Toi, le héros moderne, tu arrives avec tes gros sabots et uniformises
l'offre de ce qui nous est essentiel. Tu nous enlèves l'opportunité de
découvrir laquelle des options est la meilleure pour nous en ne nous
présentant que la tienne. Nous t'obéissons alors aveuglément, car nous
ne connaissons plus rien d'autres que toi. Tu révèles ainsi ta figure de
persécuteur habillé de valeurs sacrées. Tu nous dépossèdes de notre
dignité à choisir par nous-mêmes et tu te sers au passage en croyant
bien faire.
Ton esprit juvénile
Mes discussions avec toi m'ont désenchanté et enlevé l’espoir de te
convaincre par la raison. Je ne t'écris pas cela parce que je te crois
idiot ou vicieux, mais parce toute cette histoire ne se joue
probablement pas dans ton cerveau, mais dans tes tripes.

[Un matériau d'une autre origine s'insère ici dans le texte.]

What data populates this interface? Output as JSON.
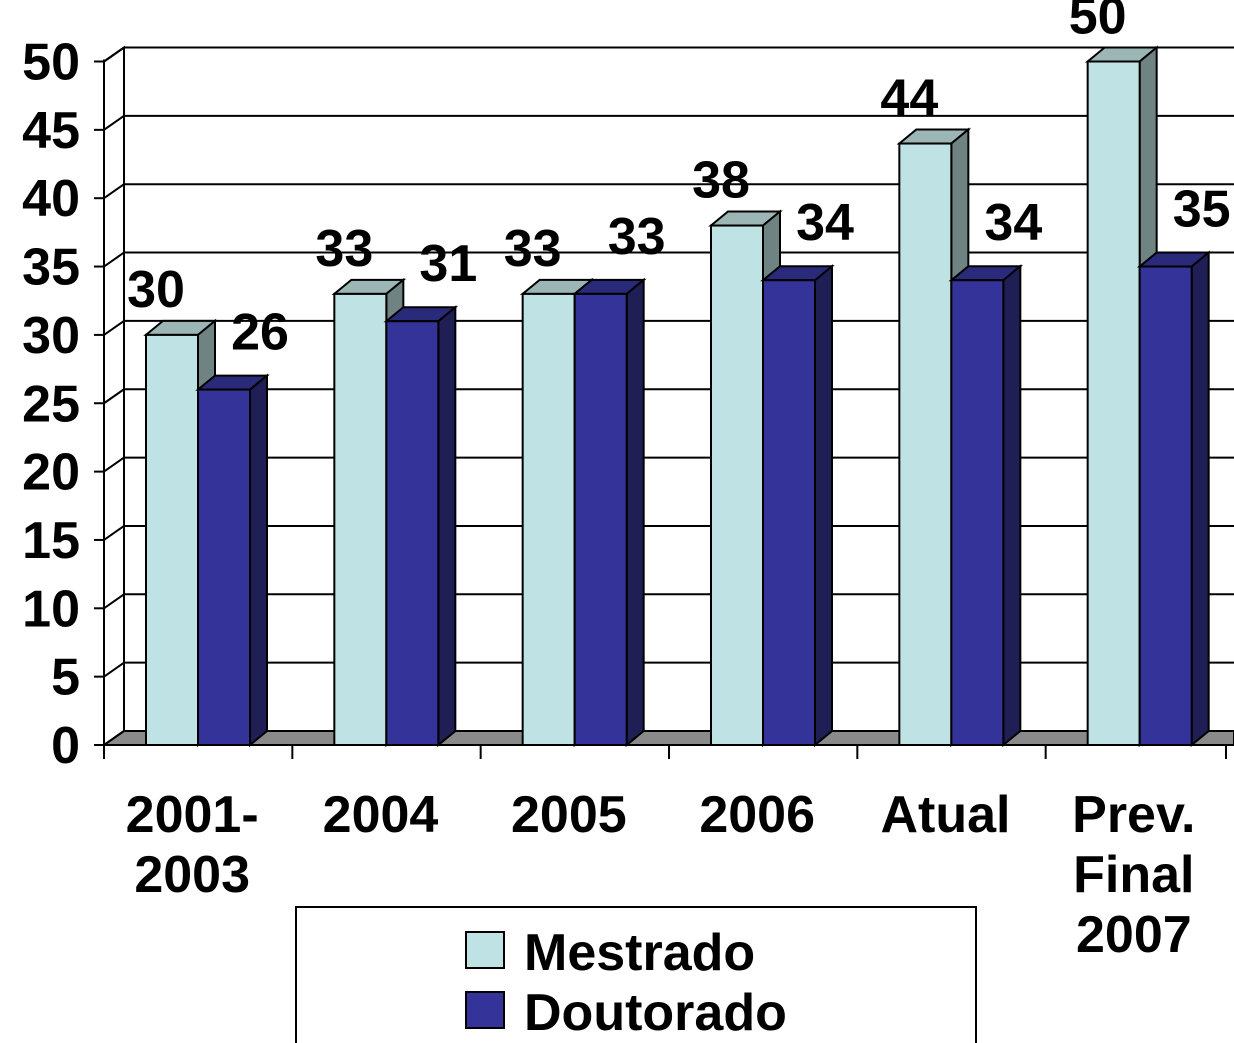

Ton socialisme
démocratique a été bâti par des jeunes adultes et cette donnée devrait
te mettre la puce à l'oreille concernant les ressorts qui te font agir.
La jeunesse mène habituellement un combat épique contre le mal en
sautant dans l'action avant de comprendre ce qui se passe et je te
suggère que c'est que tu fais depuis plus de cinquante ans.
Cette pulsion est dangereuse. Lorsqu'elle agit en toi, tu n'écoutes plus
les autres, mais les obliges à aller vers ta vision sans envisager que
tu puisses faire partie du problème plus que de la solution. Tu peux en
venir à croire qu'il y a des violences légitimes. Ridiculiser des
opinions, attaquer l'intégrité morale de tes adversaires, bloquer des
salles de classe, traiter les autres d'attardés ou te réunir en bande
pour exiger de saisir le fruit de notre travail pour te le donner prend
les allures du civisme. Tu rallieras de façon déloyale les gens
derrières ta cause. Tu agiteras des mots et des noms comme des
épouvantails en accusant ton adversaire d'être derrière le
« néo-libéralisme de droite ». Tu seras convaincu que les faits sont
devant nous et que seuls des êtres mal intentionnés peuvent les nier. Au
fond, c'est normal. Tu combats le mal et les enjeux sont si grands que
tous les moyens sont bons pour triompher, non?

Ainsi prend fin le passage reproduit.